Like your Team will ever cut anything but military spending, shrike.
Fuck off, while you're at it.
I missed the reality part of the article, namely, no spending cuts of any kind.
FUCK YOU, CUT SPENDING.
All leading up to the GOP cunts in the House pretending to put up a fight before caving in and raising the debt limit.
At least it wastes some of their time - Geithner would have us just eliminate the debt ceiling altogether.
http://www.bloomberg.com/news/.....weeks.html
What fun is having a shiny new bipartisan carbon tax without increasing spending?
Prediction:
(1) Taxes will be raised.
(2) The debt limit will be raised.
(3) No program or agency will have to undergo a real cut (that is, its spending in FY13 will be lower than its spending in FY 12).
This will be trumpeted as "austerity" and "fiscal responsibility." Shreek will jizz all over these boards about what a gimlet-eyed budget hawk Obama is.
Taxes were raised, the debt limit was raised, procedures were followed...AND NOTHING ELSE HAPPENED.
Oh, and you forgot how when the economy tanks after all that, it will be claimed that austerity doesn't work.
No one mentioned Krugman.
Please. Don't.
Let me make a minor correction. Tax rates will be raised. Tax revenues are going to tank as we fall into a recession. The recession, we will be told, was entirely unpredictable and just bad luck.
(4) Team Red will be scapegoated when it all collapses.
"I'll quit tomorrow, but right now I need some money so I can score a bag."
there will be no "deal", at least not one that accomplishes anything of significance. I'm still on board with letting ALL the tax cuts expire on the belief that once people see for themselves what their allegedly free pony costs, they may get excited about the spending side.
"Tax-based deficit reduction ... is always recessionary."
That will be ignored as if it were a fart in an elevator.
small "f"
"We're screwed no matter what happens to the "fiscal cliff". We spend so much that raising taxes on the wealthy will amount to paying for a few days of federal spending. And the proposed cuts, they do nothing! The compromise will achieve nothing! But still, let's compromise to reach the very agreement that we decried as weak and whitebread for some time now."
So...... the Republicans shouldn't go full on libertarian and insist on massive cuts on medicare and defense.
Just let the taxes freaking expire and let the funemployment begin. Reason is like 3 weeks late on the Obamacare layoffs. They were a couple days late on the Hostess debacle.
"Reason is like 3 weeks late on the Obamacare layoffs."
Have you ever thought of commenting on this previously cunt face??
huh?
: "Tax-based deficit reduction ... is always recessionary."
True, taxes should only be raised for important, legitimate causes, like setting an artificial, centralized "price" for carbon dioxide.

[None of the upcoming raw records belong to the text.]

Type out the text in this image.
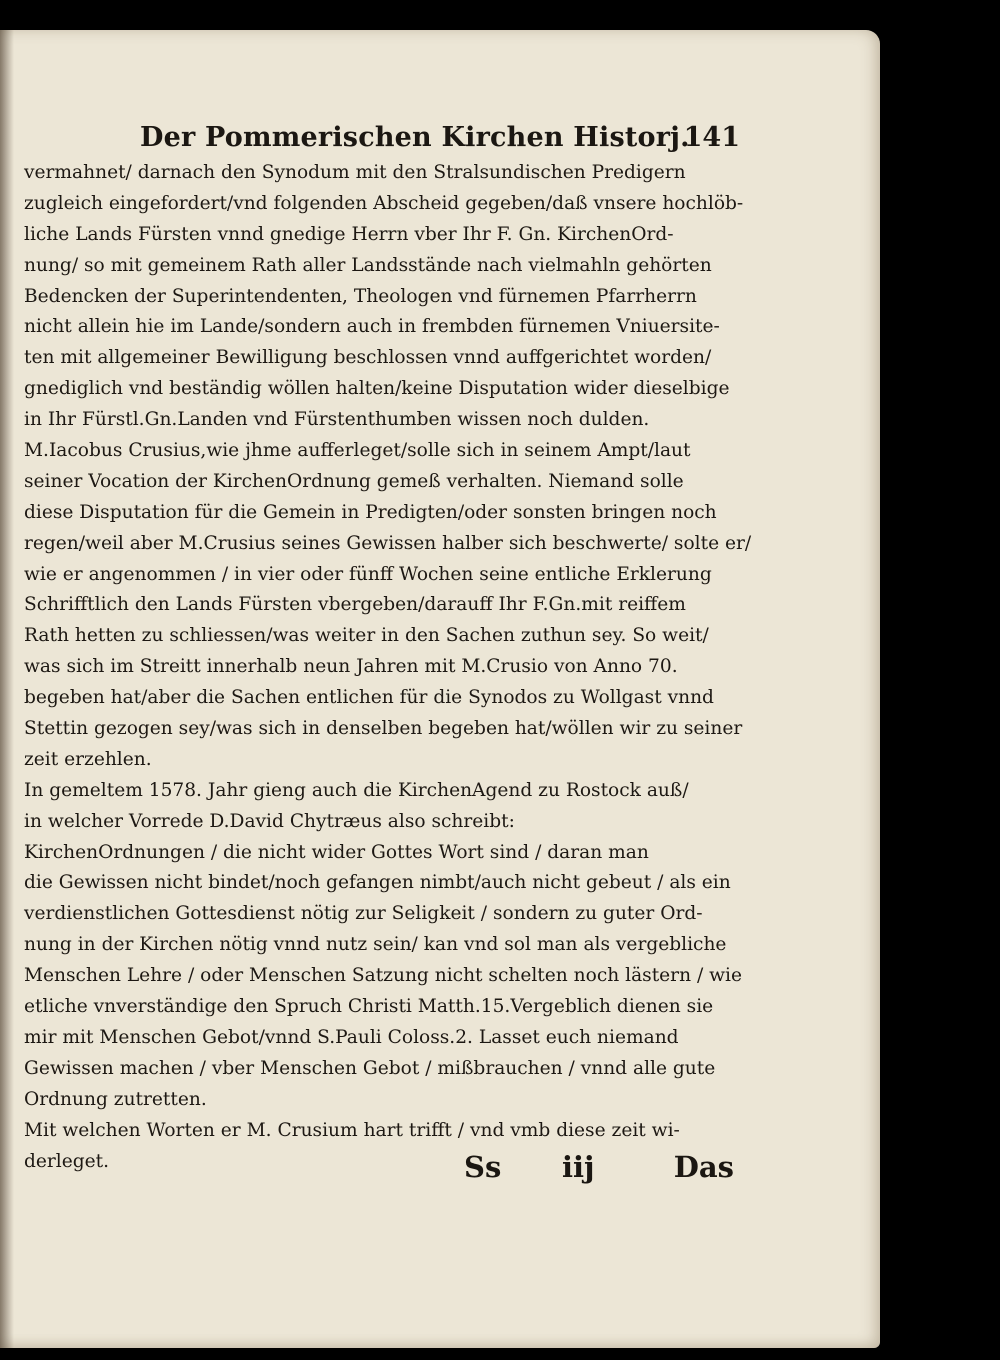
Der Pommerischen Kirchen Historj.
141
vermahnet/ darnach den Synodum mit den Stralsundischen Predigern
zugleich eingefordert/vnd folgenden Abscheid gegeben/daß vnsere hochlöb-
liche Lands Fürsten vnnd gnedige Herrn vber Ihr F. Gn. KirchenOrd-
nung/ so mit gemeinem Rath aller Landsstände nach vielmahln gehörten
Bedencken der Superintendenten, Theologen vnd fürnemen Pfarrherrn
nicht allein hie im Lande/sondern auch in frembden fürnemen Vniuersite-
ten mit allgemeiner Bewilligung beschlossen vnnd auffgerichtet worden/
gnediglich vnd beständig wöllen halten/keine Disputation wider dieselbige
in Ihr Fürstl.Gn.Landen vnd Fürstenthumben wissen noch dulden.
M.Iacobus Crusius,wie jhme aufferleget/solle sich in seinem Ampt/laut
seiner Vocation der KirchenOrdnung gemeß verhalten. Niemand solle
diese Disputation für die Gemein in Predigten/oder sonsten bringen noch
regen/weil aber M.Crusius seines Gewissen halber sich beschwerte/ solte er/
wie er angenommen / in vier oder fünff Wochen seine entliche Erklerung
Schrifftlich den Lands Fürsten vbergeben/darauff Ihr F.Gn.mit reiffem
Rath hetten zu schliessen/was weiter in den Sachen zuthun sey. So weit/
was sich im Streitt innerhalb neun Jahren mit M.Crusio von Anno 70.
begeben hat/aber die Sachen entlichen für die Synodos zu Wollgast vnnd
Stettin gezogen sey/was sich in denselben begeben hat/wöllen wir zu seiner
zeit erzehlen.
In gemeltem 1578. Jahr gieng auch die KirchenAgend zu Rostock auß/
in welcher Vorrede D.David Chytræus also schreibt:
KirchenOrdnungen / die nicht wider Gottes Wort sind / daran man
die Gewissen nicht bindet/noch gefangen nimbt/auch nicht gebeut / als ein
verdienstlichen Gottesdienst nötig zur Seligkeit / sondern zu guter Ord-
nung in der Kirchen nötig vnnd nutz sein/ kan vnd sol man als vergebliche
Menschen Lehre / oder Menschen Satzung nicht schelten noch lästern / wie
etliche vnverständige den Spruch Christi Matth.15.Vergeblich dienen sie
mir mit Menschen Gebot/vnnd S.Pauli Coloss.2. Lasset euch niemand
Gewissen machen / vber Menschen Gebot / mißbrauchen / vnnd alle gute
Ordnung zutretten.
Mit welchen Worten er M. Crusium hart trifft / vnd vmb diese zeit wi-
derleget.	Ss iij	Das
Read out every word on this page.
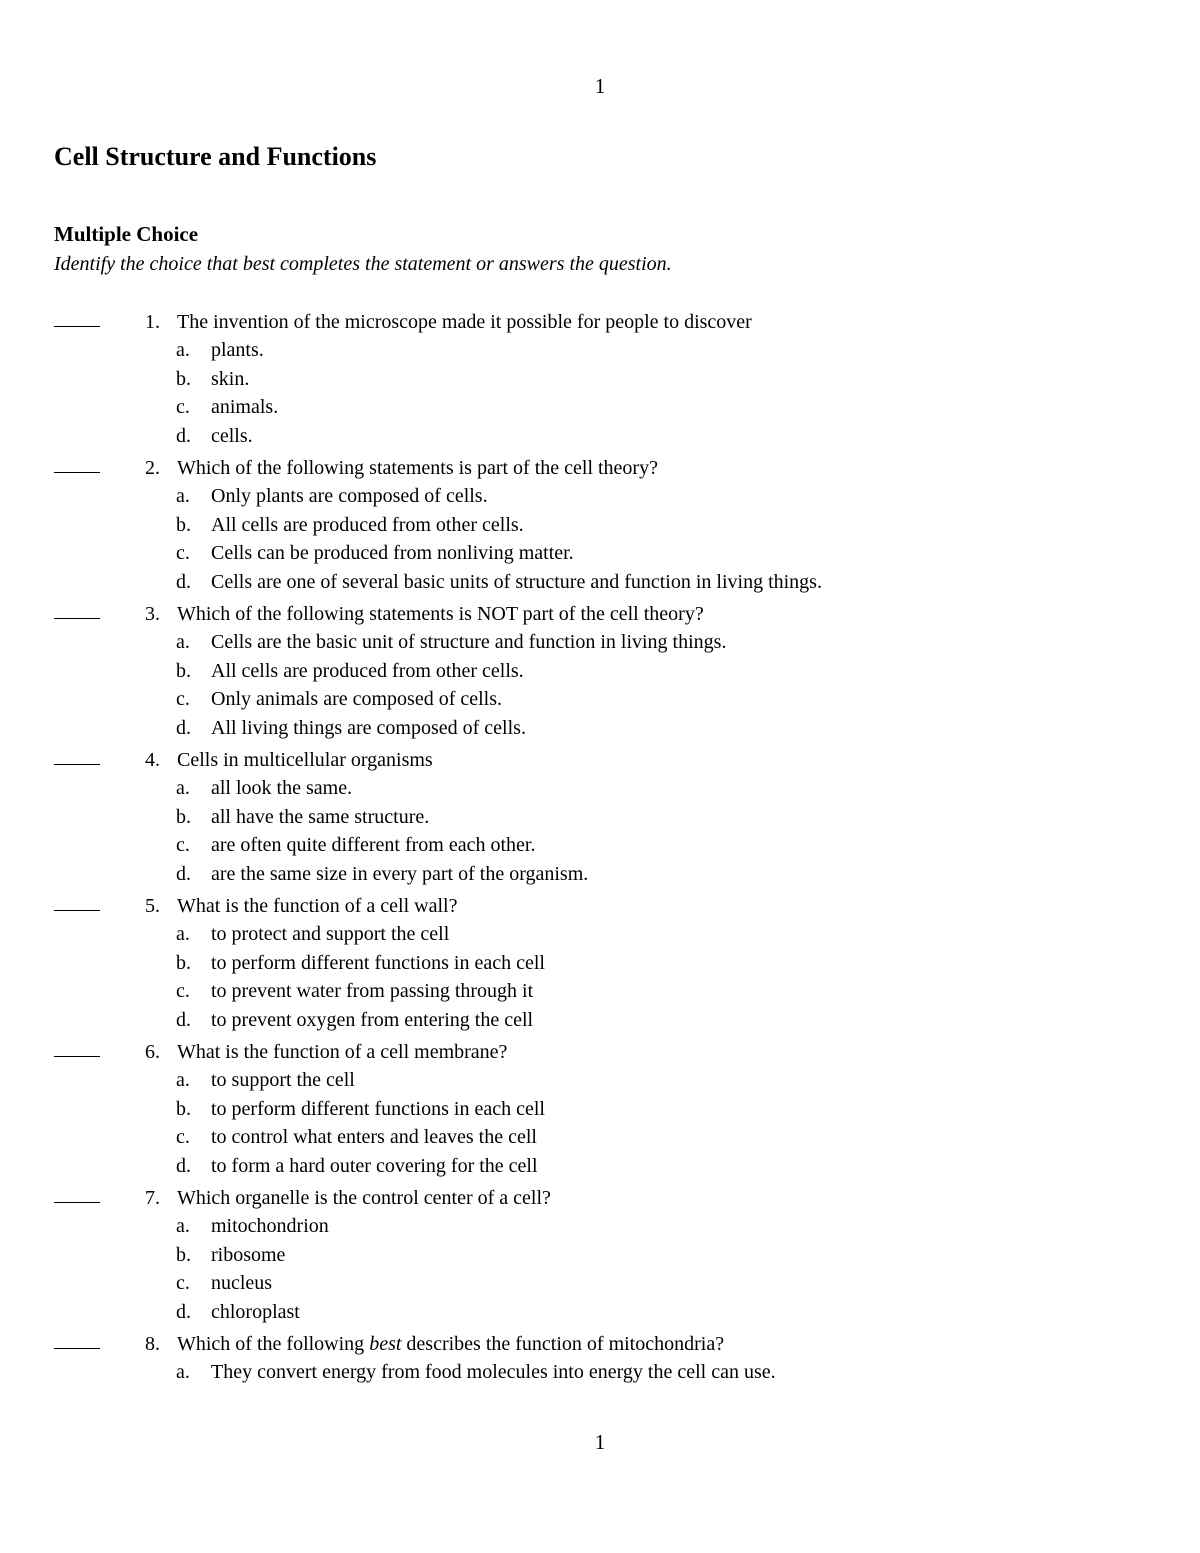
1
Cell Structure and Functions
Multiple Choice

Identify the choice that best completes the statement or answers the question.

1. The invention of the microscope made it possible for people to discover
a.	plants.
b.	skin.
c.	animals.
d.	cells.
2. Which of the following statements is part of the cell theory?
a.	Only plants are composed of cells.
b.	All cells are produced from other cells.
c.	Cells can be produced from nonliving matter.
d.	Cells are one of several basic units of structure and function in living things.
3. Which of the following statements is NOT part of the cell theory?
a.	Cells are the basic unit of structure and function in living things.
b.	All cells are produced from other cells.
c.	Only animals are composed of cells.
d.	All living things are composed of cells.
4. Cells in multicellular organisms
a.	all look the same.
b.	all have the same structure.
c.	are often quite different from each other.
d.	are the same size in every part of the organism.
5. What is the function of a cell wall?
a.	to protect and support the cell
b.	to perform different functions in each cell
c.	to prevent water from passing through it
d.	to prevent oxygen from entering the cell
6. What is the function of a cell membrane?
a.	to support the cell
b.	to perform different functions in each cell
c.	to control what enters and leaves the cell
d.	to form a hard outer covering for the cell
7. Which organelle is the control center of a cell?
a.	mitochondrion
b.	ribosome
c.	nucleus
d.	chloroplast
8. Which of the following best describes the function of mitochondria?
a.	They convert energy from food molecules into energy the cell can use.
1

It's really hard to take anybody seriously who has actually, non-satirically argued for a carbon tax, collected by the government, spent by the government, on the grounds of providing relief to real or imagined victims of "climate change", without actually distributing any money to said victims, and without requiring any standard of proof that said victims were actually, you know, victims.